The second question is if police officers will be able to have cases removed to federal jurisdiction in order to take advantage of qualified immunity.
State and local law enforcement officers working on joint state/federal task forces almost certainly would. They are effectively treated as federal agents.
For Florida law enforcement officers not operating with a federal task force, it seems unlikely they will be able to remove the case to federal court initially, but that door could open on appeal.
One attorney the Tenth Amendment Center talked to said that it might be possible for officers to have their case removed to federal court to consider U.S. constitutional ramifications. But he said even then, he thinks federal courts would have to respect the state law prohibiting qualified immunity as a defense. The federal court would likely have to apply the state law as the state intended, even though the federal court might well be able to decide whether or not a U.S. constitutional violation had taken place.
Regardless, a process operating totally under the state constitution will be much less likely to end up in federal court than a process that depends on the U.S. Constitution and the Bill of Rights. The state process will make it more difficult for police to simply side-step civil suits by declaring sovereign immunity up front.

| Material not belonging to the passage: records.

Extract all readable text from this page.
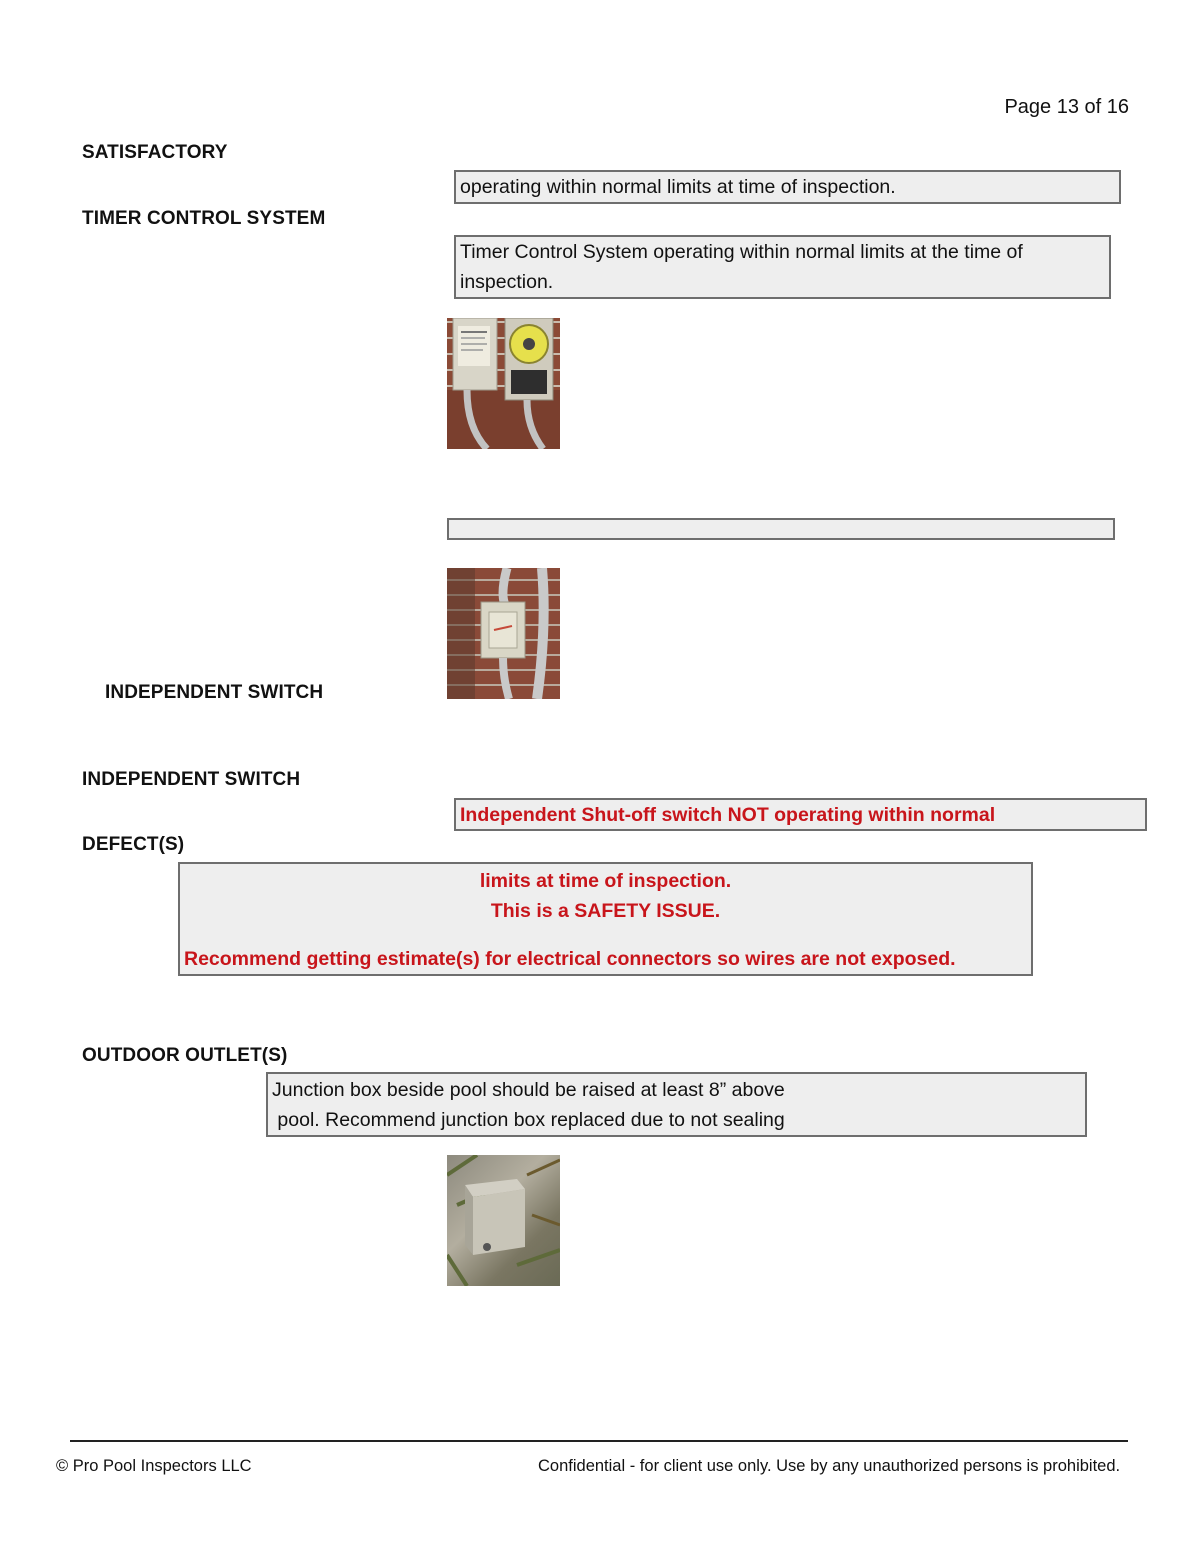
Page 13 of 16
SATISFACTORY
operating within normal limits at time of inspection.
TIMER CONTROL SYSTEM
Timer Control System operating within normal limits at the time of
inspection.
INDEPENDENT SWITCH
INDEPENDENT SWITCH
Independent Shut-off switch NOT operating within normal
DEFECT(S)
limits at time of inspection.
This is a SAFETY ISSUE.
Recommend getting estimate(s) for electrical connectors so wires are not exposed.
OUTDOOR OUTLET(S)
Junction box beside pool should be raised at least 8” above
pool. Recommend junction box replaced due to not sealing
© Pro Pool Inspectors LLC	Confidential - for client use only. Use by any unauthorized persons is prohibited.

The Supreme Court shows no interest in rolling back its qualified immunity doctrine. In fact, the High Court recently rejected several cases that would have allowed it to revisit the issue. For instance, the SCOTUS let stand an Eleventh Circuit decision granting immunity to a police officer who shot a ten-year-old child in the back of the knee, while repeatedly attempting to shoot a pet dog that wasn’t threatening anyone.
Congress could prohibit qualified immunity. A bill sponsored by Rep. Justin Amash (L-Mich.) and Ayanna Pressley (D-Mass.) during the last Congress would have done just that, but it was never taken up. Congress does not have a good track record of reining in government power.
The best path forward is to bypass the federal system as Colorado has already done and Hawaii will now consider
Other states should follow their lead and create state processes to hold their police officers accountable. With the evolution of qualified immunity, the federal process is an abject failure. As Supreme Court Justice Byron White wrote in the 1986 case Malley v. Briggs, qualified immunity protects “all but the plainly incompetent or those who knowingly violate the law.” Reuters called it “a highly effective shield in thousands of lawsuits seeking to hold cops accountable for using excessive force.”
Attorney and activist Dave Roland called on Missouri to adopt a similar process in an op-ed published by the St. Louis Post-Dispatch.
A consensus has developed — crossing all party and ideological lines — for the proposition that qualified immunity is an evil that should be undone. At the federal level either the Supreme Court or Congress could undo it, but thus far neither has seen fit to act. Justice in Missouri, however, does not need to wait on Washington — the Legislature can and should adopt a Missouri statute that allows citizens to sue government officials who have violated citizens’ constitutional rights.
H829 was referred to the Civil Justice & Property Rights Subcommittee of the House Judiciary Committee. It must receive a hearing and pass by a majority vote before moving forward in the legislative process. S1342 had not been referred to a Senate Committee at the time of this report.